Star burst in W49N presumably induced by cloud-cloud collision

TL;DR

This study uses high-resolution molecular line observations to analyze the structure and dynamics of W49N, proposing that a cloud-cloud collision triggered the massive star formation burst observed there.

Contribution

It provides evidence supporting that a face-on cloud-cloud collision induced the starburst in W49N, based on detailed molecular line and continuum observations.

Findings

Identification of multiple molecular clumps with distinct velocities.

Massive star formation potential within the observed clumps.

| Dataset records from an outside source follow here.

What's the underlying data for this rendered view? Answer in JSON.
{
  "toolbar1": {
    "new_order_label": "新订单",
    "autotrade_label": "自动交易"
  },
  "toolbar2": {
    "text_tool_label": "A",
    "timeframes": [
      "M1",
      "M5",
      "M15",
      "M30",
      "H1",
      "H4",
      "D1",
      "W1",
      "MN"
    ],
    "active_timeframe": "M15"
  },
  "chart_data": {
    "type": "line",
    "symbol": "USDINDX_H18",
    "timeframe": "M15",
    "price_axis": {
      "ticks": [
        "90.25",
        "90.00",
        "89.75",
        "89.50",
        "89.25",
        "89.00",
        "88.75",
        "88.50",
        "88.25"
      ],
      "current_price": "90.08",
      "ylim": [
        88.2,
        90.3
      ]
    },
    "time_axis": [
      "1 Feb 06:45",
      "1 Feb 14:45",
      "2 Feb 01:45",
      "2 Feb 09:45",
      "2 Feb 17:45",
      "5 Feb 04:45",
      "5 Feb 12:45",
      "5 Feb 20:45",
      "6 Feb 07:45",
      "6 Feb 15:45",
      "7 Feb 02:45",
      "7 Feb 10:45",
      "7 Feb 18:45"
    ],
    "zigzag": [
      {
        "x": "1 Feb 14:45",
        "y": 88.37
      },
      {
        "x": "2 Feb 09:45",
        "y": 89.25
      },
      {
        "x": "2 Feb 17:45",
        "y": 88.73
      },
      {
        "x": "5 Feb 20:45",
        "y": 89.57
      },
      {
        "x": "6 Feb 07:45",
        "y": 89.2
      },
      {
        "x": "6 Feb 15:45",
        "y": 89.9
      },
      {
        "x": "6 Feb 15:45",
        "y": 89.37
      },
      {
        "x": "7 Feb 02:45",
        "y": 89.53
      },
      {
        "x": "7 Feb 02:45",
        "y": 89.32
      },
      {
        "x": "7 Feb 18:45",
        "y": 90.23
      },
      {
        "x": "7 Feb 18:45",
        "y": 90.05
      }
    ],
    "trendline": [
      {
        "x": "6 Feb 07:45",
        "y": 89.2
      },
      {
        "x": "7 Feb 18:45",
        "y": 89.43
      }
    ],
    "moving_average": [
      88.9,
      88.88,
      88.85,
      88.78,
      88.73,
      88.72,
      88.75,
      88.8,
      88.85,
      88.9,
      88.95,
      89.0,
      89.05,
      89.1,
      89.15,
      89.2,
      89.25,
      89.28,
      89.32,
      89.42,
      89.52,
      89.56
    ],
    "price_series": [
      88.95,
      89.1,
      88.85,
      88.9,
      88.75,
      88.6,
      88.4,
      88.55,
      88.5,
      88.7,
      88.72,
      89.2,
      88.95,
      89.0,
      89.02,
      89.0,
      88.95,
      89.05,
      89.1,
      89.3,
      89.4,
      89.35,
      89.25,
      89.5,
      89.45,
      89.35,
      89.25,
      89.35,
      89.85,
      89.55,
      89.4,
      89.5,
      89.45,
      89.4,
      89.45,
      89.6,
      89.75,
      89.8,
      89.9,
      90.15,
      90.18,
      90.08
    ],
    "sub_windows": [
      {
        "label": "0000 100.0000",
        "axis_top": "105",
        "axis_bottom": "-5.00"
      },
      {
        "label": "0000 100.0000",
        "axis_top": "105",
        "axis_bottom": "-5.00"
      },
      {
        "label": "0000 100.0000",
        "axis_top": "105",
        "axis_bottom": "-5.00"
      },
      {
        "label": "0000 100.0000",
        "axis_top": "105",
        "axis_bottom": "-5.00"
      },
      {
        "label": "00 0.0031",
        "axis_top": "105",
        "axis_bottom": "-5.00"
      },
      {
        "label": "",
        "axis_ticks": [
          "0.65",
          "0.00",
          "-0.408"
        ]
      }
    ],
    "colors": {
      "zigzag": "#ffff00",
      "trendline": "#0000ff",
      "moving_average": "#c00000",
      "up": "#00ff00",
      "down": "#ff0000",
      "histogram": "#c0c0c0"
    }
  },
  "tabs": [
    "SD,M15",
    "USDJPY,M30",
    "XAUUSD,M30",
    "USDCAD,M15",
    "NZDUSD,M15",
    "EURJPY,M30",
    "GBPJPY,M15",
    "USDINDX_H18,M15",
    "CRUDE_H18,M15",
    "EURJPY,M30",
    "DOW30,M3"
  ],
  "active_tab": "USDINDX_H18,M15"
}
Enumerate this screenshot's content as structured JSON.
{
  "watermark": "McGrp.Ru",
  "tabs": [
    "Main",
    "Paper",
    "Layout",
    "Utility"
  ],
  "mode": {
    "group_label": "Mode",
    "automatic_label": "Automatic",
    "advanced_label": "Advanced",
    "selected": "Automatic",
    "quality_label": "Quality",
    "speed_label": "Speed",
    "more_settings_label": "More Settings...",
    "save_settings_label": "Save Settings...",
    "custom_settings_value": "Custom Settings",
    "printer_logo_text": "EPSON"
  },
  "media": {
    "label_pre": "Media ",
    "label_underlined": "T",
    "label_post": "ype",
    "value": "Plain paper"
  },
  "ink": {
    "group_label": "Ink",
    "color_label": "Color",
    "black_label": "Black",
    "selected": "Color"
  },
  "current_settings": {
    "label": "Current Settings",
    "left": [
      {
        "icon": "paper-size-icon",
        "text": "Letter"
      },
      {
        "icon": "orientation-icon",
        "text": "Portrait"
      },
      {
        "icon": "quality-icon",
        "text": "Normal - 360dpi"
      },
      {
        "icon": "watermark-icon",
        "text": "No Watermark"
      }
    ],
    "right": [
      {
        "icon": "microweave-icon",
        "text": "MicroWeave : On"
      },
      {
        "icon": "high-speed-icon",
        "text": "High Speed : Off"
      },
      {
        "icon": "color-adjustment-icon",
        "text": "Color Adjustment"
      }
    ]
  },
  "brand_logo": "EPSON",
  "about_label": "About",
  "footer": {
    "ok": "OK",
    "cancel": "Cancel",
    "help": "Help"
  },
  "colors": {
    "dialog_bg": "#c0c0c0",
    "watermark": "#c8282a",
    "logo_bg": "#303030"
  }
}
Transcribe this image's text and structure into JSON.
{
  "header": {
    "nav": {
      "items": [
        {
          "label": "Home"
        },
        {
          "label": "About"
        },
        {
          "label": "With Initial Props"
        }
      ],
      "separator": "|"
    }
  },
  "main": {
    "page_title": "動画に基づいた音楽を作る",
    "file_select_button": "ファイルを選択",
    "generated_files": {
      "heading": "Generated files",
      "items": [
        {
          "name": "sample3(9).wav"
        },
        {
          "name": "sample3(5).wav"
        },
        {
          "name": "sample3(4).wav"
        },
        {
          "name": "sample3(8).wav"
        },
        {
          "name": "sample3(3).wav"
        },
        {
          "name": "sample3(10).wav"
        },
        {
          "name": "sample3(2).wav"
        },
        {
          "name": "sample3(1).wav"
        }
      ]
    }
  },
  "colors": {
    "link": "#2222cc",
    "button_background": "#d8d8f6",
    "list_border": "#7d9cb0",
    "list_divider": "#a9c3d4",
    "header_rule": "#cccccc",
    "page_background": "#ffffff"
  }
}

Evidence of high-density shocked regions from SiO emission.

Abstract

We present high resolution observations of CS(J=1-0), H13CO+ (J=1-0), and SiO(v=0:J=1-0) lines, together with the 49GHz and 86GHz continuum emissions, toward W49N carried out with Nobeyama Millimeter Array. We identified 11 CS, 8 H13CO+, and 6 SiO clumps with radii of 0.1-0.5pc. The CS and H13CO+ clumps are mainly divided into two velocity components, one at 4kms-1 and the other at 12kms-1, while the SiO clumps have velocities between the two components. The SiO emission is distributed toward the UCHII ring, where the 4kms-1 component clumps of CS and H13CO+ also exist. The 12kms-1 component clumps of CS are detected at the east and west of the UCHII ring with an apparent hole toward the ring. The clump masses vary from 4.4x10^2 M_SUN to 4.9x10^4 M_SUN with the mean values of 0.94x10^4M_SUN, 0.88x10^4M_SUN, and 2.2x10^4M_SUN for the CS, H13CO+, and SiO clumps, respectively. The total masses derived from CS, H13CO+, and SiO clumps are 1.0x10^5M_SUN, 0.70x10^5M_SUN, and 1.3x10^5 M_SUN, respectively, which agree well with the corresponding virial masses of 0.71x10^5M_SUN, 1.3x10^5M_SUN, and 0.88x10^5M_SUN, respectively. The average molecular hydrogen densities of the clumps are 0.90x10^6 cm-3, 1.4x10^6cm-3, and 7.6x10^6 cm-3 for the CS, H13CO+ and SiO clumps, respectively. The density derived from the SiO clumps seems significantly higher than those from the others, probably because the SiO emission is produced in high density shocked regions. The free fall time scale of the clumps is estimated to be ~3x10^4 yr, which gives an accretion rate of 3x10-3-1M_SUN yr-1 onto a stellar core. The observed clumps are, if they are undergoing free fall, capable of producing dozens of massive stars in the next 10^5 yr. We propose a view that pre-existing two clouds collided with each other almost face-on to produce the observed clumps and triggered the burst of massive star formation in W49N.